Machine learning-based input-augmented Koopman modeling and predictive control of nonlinear processes
Zhaoyang Li, Minghao Han, Dat-Nguyen Vo, Xunyuan Yin
TL;DR
This work addresses nonlinear process control by developing an input-augmented Koopman modeling framework that lifts both states and known inputs via two neural observables, yielding a linear-in-the-lifted-space dynamic $z_{k+1}=A z_k + B \mathcal{L}(x_k,u_k,p_k)$ with $z_k=\psi(x_k)$. An iterative convex MPC scheme is proposed to handle the resulting nonconvex optimization, solving a sequence of quadratic programs within each sampling period to approximate the nonlinear optimum. The approach is validated on a reactor-separator chemical process and a large-scale wastewater treatment plant, showing substantial improvements in multi-step prediction accuracy and closed-loop tracking over a baseline Koopman model without input augmentation, and competitive performance relative to NMPC with fewer infeasibilities. The findings suggest that input augmentation with learned observables enhances predictability and enables scalable, data-driven control for complex nonlinear processes, with practical implications for industrial process automation.
Abstract
Koopman-based modeling and model predictive control have been a promising alternative for optimal control of nonlinear processes. Good Koopman modeling performance significantly depends on an appropriate nonlinear mapping from the original state-space to a lifted state space. In this work, we propose an input-augmented Koopman modeling and model predictive control approach.
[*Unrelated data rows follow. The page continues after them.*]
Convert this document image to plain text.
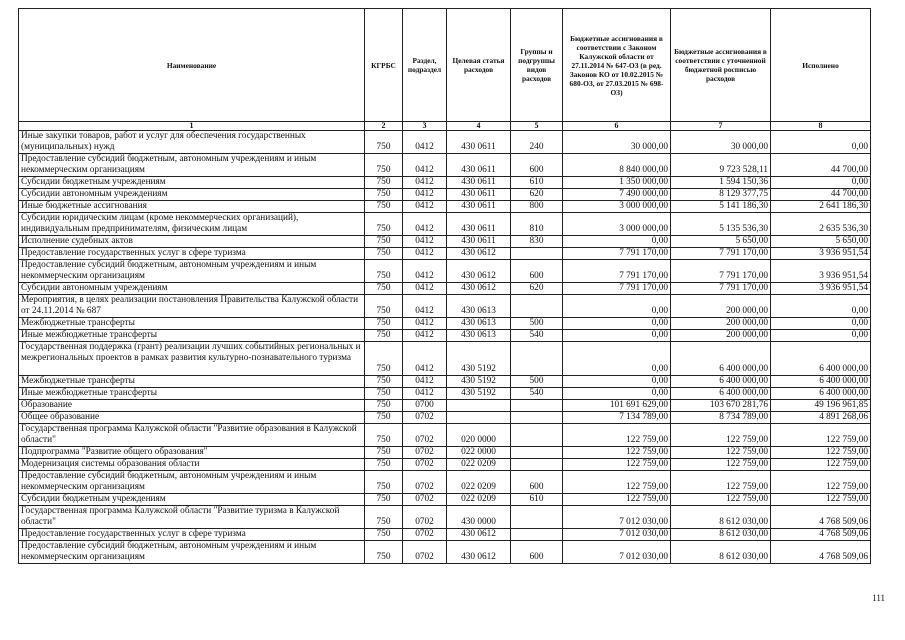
Наименование	КГРБС	Раздел, подраздел	Целевая статья расходов	Группы и подгруппы видов расходов	Бюджетные ассигнования в соответствии с Законом Калужской области от 27.11.2014 № 647-ОЗ (в ред. Законов КО от 10.02.2015 № 680-ОЗ, от 27.03.2015 № 698-ОЗ)	Бюджетные ассигнования в соответствии с уточненной бюджетной росписью расходов	Исполнено
1	2	3	4	5	6	7	8
Иные закупки товаров, работ и услуг для обеспечения государственных (муниципальных) нужд	750	0412	430 0611	240	30 000,00	30 000,00	0,00
Предоставление субсидий бюджетным, автономным учреждениям и иным некоммерческим организациям	750	0412	430 0611	600	8 840 000,00	9 723 528,11	44 700,00
Субсидии бюджетным учреждениям	750	0412	430 0611	610	1 350 000,00	1 594 150,36	0,00
Субсидии автономным учреждениям	750	0412	430 0611	620	7 490 000,00	8 129 377,75	44 700,00
Иные бюджетные ассигнования	750	0412	430 0611	800	3 000 000,00	5 141 186,30	2 641 186,30
Субсидии юридическим лицам (кроме некоммерческих организаций), индивидуальным предпринимателям, физическим лицам	750	0412	430 0611	810	3 000 000,00	5 135 536,30	2 635 536,30
Исполнение судебных актов	750	0412	430 0611	830	0,00	5 650,00	5 650,00
Предоставление государственных услуг в сфере туризма	750	0412	430 0612		7 791 170,00	7 791 170,00	3 936 951,54
Предоставление субсидий бюджетным, автономным учреждениям и иным некоммерческим организациям	750	0412	430 0612	600	7 791 170,00	7 791 170,00	3 936 951,54
Субсидии автономным учреждениям	750	0412	430 0612	620	7 791 170,00	7 791 170,00	3 936 951,54
Мероприятия, в целях реализации постановления Правительства Калужской области от 24.11.2014 № 687	750	0412	430 0613		0,00	200 000,00	0,00
Межбюджетные трансферты	750	0412	430 0613	500	0,00	200 000,00	0,00
Иные межбюджетные трансферты	750	0412	430 0613	540	0,00	200 000,00	0,00
Государственная поддержка (грант) реализации лучших событийных региональных и межрегиональных проектов в рамках развития культурно-познавательного туризма	750	0412	430 5192		0,00	6 400 000,00	6 400 000,00
Межбюджетные трансферты	750	0412	430 5192	500	0,00	6 400 000,00	6 400 000,00
Иные межбюджетные трансферты	750	0412	430 5192	540	0,00	6 400 000,00	6 400 000,00
Образование	750	0700			101 691 629,00	103 670 281,76	49 196 961,85
Общее образование	750	0702			7 134 789,00	8 734 789,00	4 891 268,06
Государственная программа Калужской области "Развитие образования в Калужской области"	750	0702	020 0000		122 759,00	122 759,00	122 759,00
Подпрограмма "Развитие общего образования"	750	0702	022 0000		122 759,00	122 759,00	122 759,00
Модернизация системы образования области	750	0702	022 0209		122 759,00	122 759,00	122 759,00
Предоставление субсидий бюджетным, автономным учреждениям и иным некоммерческим организациям	750	0702	022 0209	600	122 759,00	122 759,00	122 759,00
Субсидии бюджетным учреждениям	750	0702	022 0209	610	122 759,00	122 759,00	122 759,00
Государственная программа Калужской области "Развитие туризма в Калужской области"	750	0702	430 0000		7 012 030,00	8 612 030,00	4 768 509,06
Предоставление государственных услуг в сфере туризма	750	0702	430 0612		7 012 030,00	8 612 030,00	4 768 509,06
Предоставление субсидий бюджетным, автономным учреждениям и иным некоммерческим организациям	750	0702	430 0612	600	7 012 030,00	8 612 030,00	4 768 509,06
111
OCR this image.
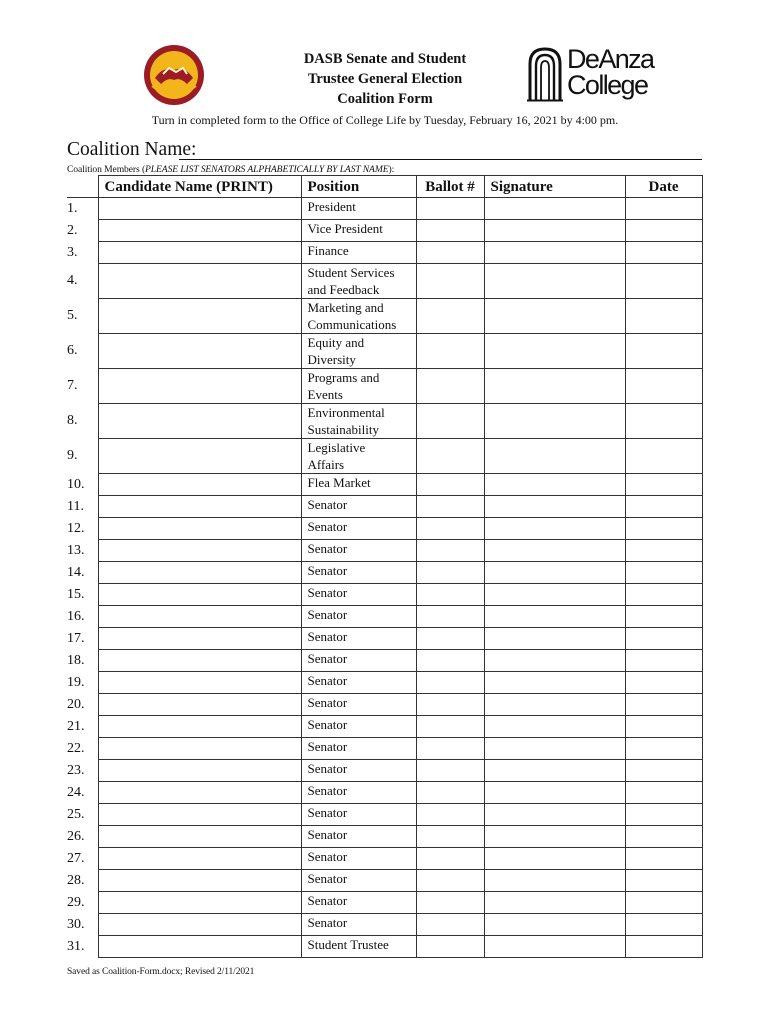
DASB Senate and Student
Trustee General Election
Coalition Form
DeAnza
College
Turn in completed form to the Office of College Life by Tuesday, February 16, 2021 by 4:00 pm.
Coalition Name:
Coalition Members (PLEASE LIST SENATORS ALPHABETICALLY BY LAST NAME):
	Candidate Name (PRINT)	Position	Ballot #	Signature	Date
1.		President			
2.		Vice President			
3.		Finance			
4.		Student Services
and Feedback			
5.		Marketing and
Communications			
6.		Equity and
Diversity			
7.		Programs and
Events			
8.		Environmental
Sustainability			
9.		Legislative
Affairs			
10.		Flea Market			
11.		Senator			
12.		Senator			
13.		Senator			
14.		Senator			
15.		Senator			
16.		Senator			
17.		Senator			
18.		Senator			
19.		Senator			
20.		Senator			
21.		Senator			
22.		Senator			
23.		Senator			
24.		Senator			
25.		Senator			
26.		Senator			
27.		Senator			
28.		Senator			
29.		Senator			
30.		Senator			
31.		Student Trustee			
Saved as Coalition-Form.docx; Revised 2/11/2021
Both the states and the known inputs are lifted using two deep neural networks (DNNs), and a Koopman model with nonlinearity in inputs is trained within the higher-dimensional state-space. A Koopman-based model predictive control problem is formulated. To bypass non-convex optimization induced by the nonlinearity in the Koopman model, we further present an iterative implementation algorithm, which approximates the optimal control input via solving a convex optimization problem iteratively. The proposed method is applied to a chemical process and a biological water treatment process via simulations. The efficacy and advantages of the proposed modeling and control approach are demonstrated.